Denzel Edwin Crum was a UCLA guard for John Wooden in the 1950s, then a UCLA assistant for Wooden in the late 1960s. Did a lot of recruiting for Wooden, including landing a tall California kid named Bill Walton. And he already had a strong and competitive voice. When the Bruins stormed to another national title in 1971, a curious sidebar was the sight of Wooden and Crum arguing on the bench about substitution strategy. Question the Wizard? In public? Who had the gumption to do that? Wooden threatened to banish Crum to the end of the Bruins bench, but he understood his No. 1 aide was clearly ready to fly away on his own.

NCAA Photos
John Wooden and Denny Crum shake hands after winning the 1971 NCAA championship.

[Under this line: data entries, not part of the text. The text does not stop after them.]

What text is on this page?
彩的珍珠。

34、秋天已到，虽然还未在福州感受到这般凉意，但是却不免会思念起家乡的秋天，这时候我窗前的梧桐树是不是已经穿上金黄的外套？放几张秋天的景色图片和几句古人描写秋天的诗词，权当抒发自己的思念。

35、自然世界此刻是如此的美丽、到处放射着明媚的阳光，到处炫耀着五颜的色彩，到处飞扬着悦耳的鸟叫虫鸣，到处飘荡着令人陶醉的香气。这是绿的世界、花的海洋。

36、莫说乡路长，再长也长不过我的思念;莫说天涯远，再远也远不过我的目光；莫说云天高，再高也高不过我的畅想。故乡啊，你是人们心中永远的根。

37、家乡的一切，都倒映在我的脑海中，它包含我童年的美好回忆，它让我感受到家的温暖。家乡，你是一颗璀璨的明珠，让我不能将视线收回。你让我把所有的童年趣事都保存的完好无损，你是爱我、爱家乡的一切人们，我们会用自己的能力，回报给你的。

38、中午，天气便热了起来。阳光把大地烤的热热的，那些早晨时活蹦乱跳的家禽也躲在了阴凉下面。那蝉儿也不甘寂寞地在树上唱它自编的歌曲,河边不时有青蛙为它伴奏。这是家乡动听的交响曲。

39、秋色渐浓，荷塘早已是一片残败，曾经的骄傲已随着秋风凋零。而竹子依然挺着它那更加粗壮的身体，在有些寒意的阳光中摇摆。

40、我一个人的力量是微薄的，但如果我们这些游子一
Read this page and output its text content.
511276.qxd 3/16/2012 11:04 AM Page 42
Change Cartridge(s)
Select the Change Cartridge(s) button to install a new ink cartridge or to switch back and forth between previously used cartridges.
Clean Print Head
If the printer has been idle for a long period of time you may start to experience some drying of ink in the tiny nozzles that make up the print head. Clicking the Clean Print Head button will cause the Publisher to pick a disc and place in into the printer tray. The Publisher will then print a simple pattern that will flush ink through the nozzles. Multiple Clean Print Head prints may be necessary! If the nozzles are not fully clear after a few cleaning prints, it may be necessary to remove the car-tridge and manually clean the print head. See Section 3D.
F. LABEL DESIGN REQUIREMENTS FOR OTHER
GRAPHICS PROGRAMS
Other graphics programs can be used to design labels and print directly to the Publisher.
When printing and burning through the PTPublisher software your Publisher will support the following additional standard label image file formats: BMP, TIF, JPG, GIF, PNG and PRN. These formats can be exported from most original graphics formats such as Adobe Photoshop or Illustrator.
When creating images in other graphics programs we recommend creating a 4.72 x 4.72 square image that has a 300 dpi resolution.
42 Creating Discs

Crum moved to Louisville to be head coach in 1971, presumably as a dress rehearsal for when he would return to Westwood. That’d be whenever Wooden retired. Most everyone assumed it. The stars seemed in the right place. Crum took his first Cardinals team directly to the Final Four in 1972, where he lost to . . . UCLA and Wooden. He was back in 1975, where he lost to . . . UCLA and Wooden. That one by a single point in overtime. Wooden announced his retirement the same weekend.

Time for Denny Crum’s return?

Well, no. Twenty-six years and seven Wooden replacements later, Crum was still coaching Louisville.

He said back then he didn’t want to be the poor guy who had to immediately replace Wooden, understanding what a mission impossible it would be. That fell to Gene Bartow, who was devoured by the burden in two years. So UCLA needed another coach.

Then was it time for Denny Crum?

He thought not. By then, the city of Louisville loved him, there were no insane expectations and he could win big while keeping his sanity. “The professional end didn’t mean as much anymore,” he said in an interview in 1977. “My lifestyle did.” So he said no.

You wonder. Had he returned to UCLA, would it have been the Bruins with the Doctors of Dunk? Would there have been no pause in championship banners for Pauley Pavilion, and coaching stability at UCLA rather than the constantly revolving door of the post-Wooden era? Would Louisville have forever stayed the junior partner in the big blue shadow of Kentucky? Would there even be a KFC Yum! Center now, with its Denny Crum court? And who would have co-hosted that radio show with Joe B. Hall?

One thing we do know. Lute Olson . . . John Thompson . . . Hall . . . now Crum. Time goes by, the icons depart. A lot of them in recent years. With Crum’s passing, the message should be to appreciate the faces from a golden age of college basketball coaching while we still can.

Many had stories similar to Crum; men who planted a flag in one place and stayed long enough to be forever linked to the school they led. Louisville was the only head coaching job Crum ever had. His best glory days came in a rush, with all six Final Four trips in his first 15 seasons. The Cardinals never made it back his last 15 years, but his legend is secure. Crum and Louisville will always go together. Just like Kentucky and Hall, who died last year. Arizona and Olson, who passed in 2020, as did Georgetown’s Thompson. Dean Smith, Rollie Massimino, Jerry Tarkanian . . . all gone in the past eight years.

The only surviving national championship coach from before 1988 is now Bob Knight, who won his first title 47 years ago. There’s Larry Brown, from Kansas in 1988, Steve Fisher, from Michigan in 1989. Krzyzewski, Arkansas’ Nolan Richardson, UCLA’s Jim Harrick, Kentucky’s Rick Pitino and Tubby Smith and Connecticut’s Jim Calhoun are living reminders of who cut down nets in the 1990s.

There is the new wave. Dan Hurley and Scott Drew and Tony Bennett. Bill Self is still winning them. Tom Izzo would love another. But it is a coaching club that includes a great deal of transition, especially lately. Only seven past national title winners are still in the business of coaching college basketball. The only champion from the 20th Century still active is Pitino.

The history of that special round table of championship coaches, including Denny Crum in Louisville red when it might have been UCLA blue, is a pillar of college basketball itself. Even as they begin to disappear.